И он продолжил скатывать валуны на них обоих, сцепившихся в драке, целясь сразу в двоих.

Гарамаск проигрывал, сползая к краю. Клыки-насадки обломились, вырвав один из его собственных клыков, и теперь он пытался рвать сухожилия ягуара зубами, давясь своей кровью. Он рубил зверя налокотными и наколенными кинжалами, бил передними и задними шпорами, но был почти распотрошен задней лапой Сайнека, которая одна заменяла ему все холодное оружие. В последний раз он освободился от кромсающего, сокрушающего ягуара и завертелся в потоке щебня, пытаясь удержаться на горе.

Чаво нацелил на человека валун покрупнее, чтобы помочь ему преодолеть расстояние до обрыва. Ягуар изогнулся для завершающего удара, и, когда он метнулся, перебирая ногами в хитром танце, вдоль края твердой скалы, валун угодил ему прямо в середину корпуса. Сайнек не сумел остановиться, после того как сильный удар скинул его в скользящий каменный поток, скатился с горы и рухнул в пропасть.

— Папа Гарамаск, я спас тебе жизнь, — обрадованно закричал сверху Чаво. — Но я должен убедиться, что Сайнек действительно мертв. Я сброшу еще больше валунов вниз на него и буду сбрасывать до тех пор, пока не удостоверюсь, что с ним покончено.

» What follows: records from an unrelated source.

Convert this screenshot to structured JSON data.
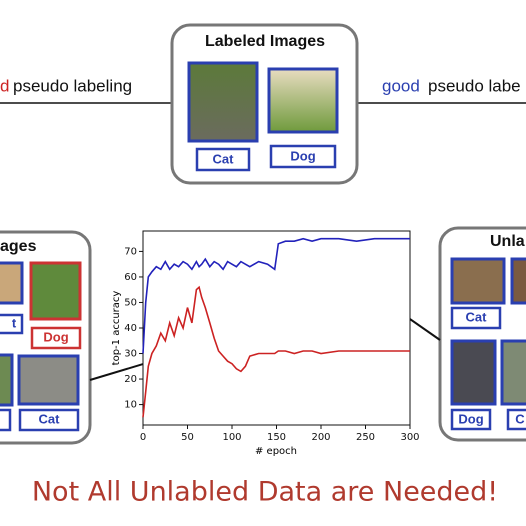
{
  "top_box": {
    "title": "Labeled Images",
    "labels": [
      "Cat",
      "Dog"
    ]
  },
  "left_link": {
    "marker": "d",
    "text": "pseudo labeling"
  },
  "right_link": {
    "marker": "good",
    "text": "pseudo labe"
  },
  "left_box": {
    "title": "ages",
    "labels": [
      "t",
      "Dog",
      "Cat"
    ]
  },
  "right_box": {
    "title": "Unla",
    "labels": [
      "Cat",
      "Dog",
      "C"
    ]
  },
  "caption": "Not All Unlabled Data are Needed!",
  "chart_data": {
    "type": "line",
    "x_label": "# epoch",
    "y_label": "top-1 accuracy",
    "x": [
      0,
      3,
      6,
      10,
      15,
      20,
      25,
      30,
      35,
      40,
      45,
      50,
      55,
      60,
      63,
      66,
      70,
      75,
      80,
      85,
      90,
      95,
      100,
      105,
      110,
      115,
      120,
      130,
      140,
      148,
      152,
      160,
      170,
      180,
      190,
      200,
      220,
      240,
      260,
      280,
      300
    ],
    "series": [
      {
        "color": "#2222bb",
        "values": [
          30,
          50,
          60,
          62,
          64,
          63,
          66,
          63,
          65,
          64,
          66,
          65,
          63,
          66,
          64,
          65,
          67,
          64,
          66,
          65,
          63,
          66,
          65,
          64,
          66,
          65,
          64,
          66,
          65,
          63,
          73,
          74,
          74,
          75,
          74,
          75,
          75,
          74,
          75,
          75,
          75
        ]
      },
      {
        "color": "#cc2222",
        "values": [
          5,
          15,
          25,
          30,
          33,
          38,
          35,
          42,
          37,
          44,
          40,
          48,
          42,
          55,
          56,
          52,
          48,
          42,
          36,
          31,
          29,
          27,
          26,
          24,
          23,
          25,
          29,
          30,
          30,
          30,
          31,
          31,
          30,
          31,
          31,
          30,
          31,
          31,
          31,
          31,
          31
        ]
      }
    ],
    "xlim": [
      0,
      300
    ],
    "ylim": [
      2,
      78
    ],
    "xticks": [
      0,
      50,
      100,
      150,
      200,
      250,
      300
    ],
    "yticks": [
      10,
      20,
      30,
      40,
      50,
      60,
      70
    ]
  }
}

И Чаво покатил валуны на Гарамаска, стараясь сбить его с горы, а тот метался по скользящему щебню, уклоняясь от камней. Три, шесть, девять валунов пронеслись мимо него, потом Чаво замешкался, выталкивая огромный валун из углубления. Гарамаск нащупал скрытый выступ твердого камня и быстро выбрался на спасительную поверхность.

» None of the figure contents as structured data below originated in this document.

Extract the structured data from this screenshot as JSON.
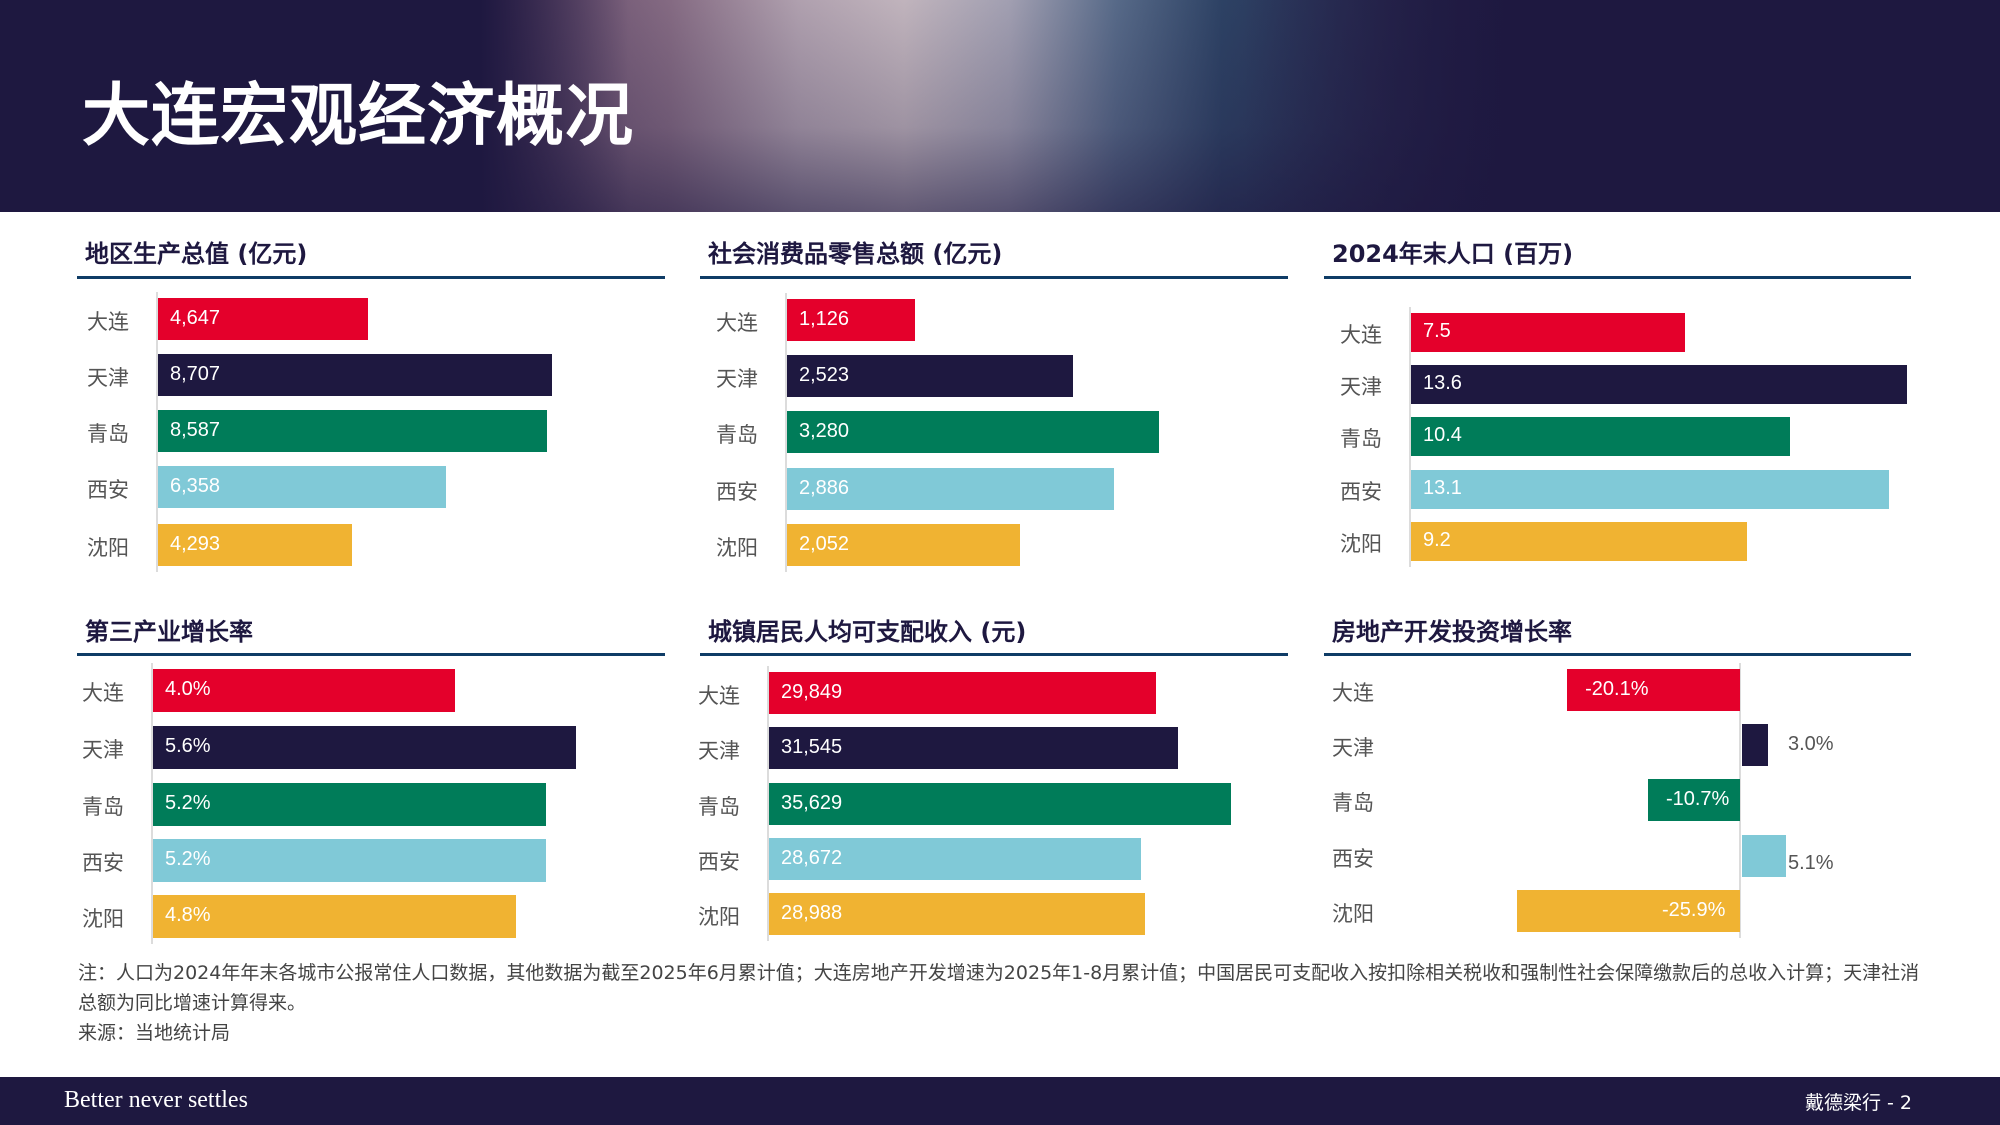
{
  "header": {
    "title": "大连宏观经济概况"
  },
  "colors": {
    "大连": "#E4002B",
    "天津": "#1E1840",
    "青岛": "#007C59",
    "西安": "#80C9D7",
    "沈阳": "#F0B332",
    "title": "#1E1840",
    "rule": "#0F3C66"
  },
  "chart_data": [
    {
      "type": "bar",
      "orientation": "horizontal",
      "title": "地区生产总值 (亿元)",
      "categories": [
        "大连",
        "天津",
        "青岛",
        "西安",
        "沈阳"
      ],
      "values": [
        4647,
        8707,
        8587,
        6358,
        4293
      ],
      "labels": [
        "4,647",
        "8,707",
        "8,587",
        "6,358",
        "4,293"
      ],
      "xlabel": "",
      "ylabel": "",
      "grid": false
    },
    {
      "type": "bar",
      "orientation": "horizontal",
      "title": "社会消费品零售总额 (亿元)",
      "categories": [
        "大连",
        "天津",
        "青岛",
        "西安",
        "沈阳"
      ],
      "values": [
        1126,
        2523,
        3280,
        2886,
        2052
      ],
      "labels": [
        "1,126",
        "2,523",
        "3,280",
        "2,886",
        "2,052"
      ],
      "xlabel": "",
      "ylabel": "",
      "grid": false
    },
    {
      "type": "bar",
      "orientation": "horizontal",
      "title": "2024年末人口 (百万)",
      "categories": [
        "大连",
        "天津",
        "青岛",
        "西安",
        "沈阳"
      ],
      "values": [
        7.5,
        13.6,
        10.4,
        13.1,
        9.2
      ],
      "labels": [
        "7.5",
        "13.6",
        "10.4",
        "13.1",
        "9.2"
      ],
      "xlabel": "",
      "ylabel": "",
      "grid": false
    },
    {
      "type": "bar",
      "orientation": "horizontal",
      "title": "第三产业增长率",
      "categories": [
        "大连",
        "天津",
        "青岛",
        "西安",
        "沈阳"
      ],
      "values": [
        4.0,
        5.6,
        5.2,
        5.2,
        4.8
      ],
      "labels": [
        "4.0%",
        "5.6%",
        "5.2%",
        "5.2%",
        "4.8%"
      ],
      "xlabel": "",
      "ylabel": "",
      "grid": false
    },
    {
      "type": "bar",
      "orientation": "horizontal",
      "title": "城镇居民人均可支配收入 (元)",
      "categories": [
        "大连",
        "天津",
        "青岛",
        "西安",
        "沈阳"
      ],
      "values": [
        29849,
        31545,
        35629,
        28672,
        28988
      ],
      "labels": [
        "29,849",
        "31,545",
        "35,629",
        "28,672",
        "28,988"
      ],
      "xlabel": "",
      "ylabel": "",
      "grid": false
    },
    {
      "type": "bar",
      "orientation": "horizontal",
      "title": "房地产开发投资增长率",
      "categories": [
        "大连",
        "天津",
        "青岛",
        "西安",
        "沈阳"
      ],
      "values": [
        -20.1,
        3.0,
        -10.7,
        5.1,
        -25.9
      ],
      "labels": [
        "-20.1%",
        "3.0%",
        "-10.7%",
        "5.1%",
        "-25.9%"
      ],
      "xlabel": "",
      "ylabel": "",
      "grid": false
    }
  ],
  "notes": {
    "line1": "注：人口为2024年年末各城市公报常住人口数据，其他数据为截至2025年6月累计值；大连房地产开发增速为2025年1-8月累计值；中国居民可支配收入按扣除相关税收和强制性社会保障缴款后的总收入计算；天津社消总额为同比增速计算得来。",
    "source": "来源：当地统计局"
  },
  "footer": {
    "tagline": "Better never settles",
    "page_ref": "戴德梁行 - 2"
  }
}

Чаво повернулся, и они оказались лицом к лицу. Гарамаск, окровавленный, израненный, лишенный одного уха, мокрый от пота и полный призрачности, ибо часть призрака из Сайнека, когда тот летел вниз навстречу смерти, перешла в Гарамаска… И Чаво. Что вам сказать о болване Чаво из рода оганта? Мог он посмотреть в глаза Гарамаску? Нет, но он никогда и не смотрел — все оганта косоглазые. Трусил ли он во время схватки? Трудно утверждать, когда речь идет об оганта. Но легкий голубой румянец — привычный цвет его лица — потерял немного своей яркости.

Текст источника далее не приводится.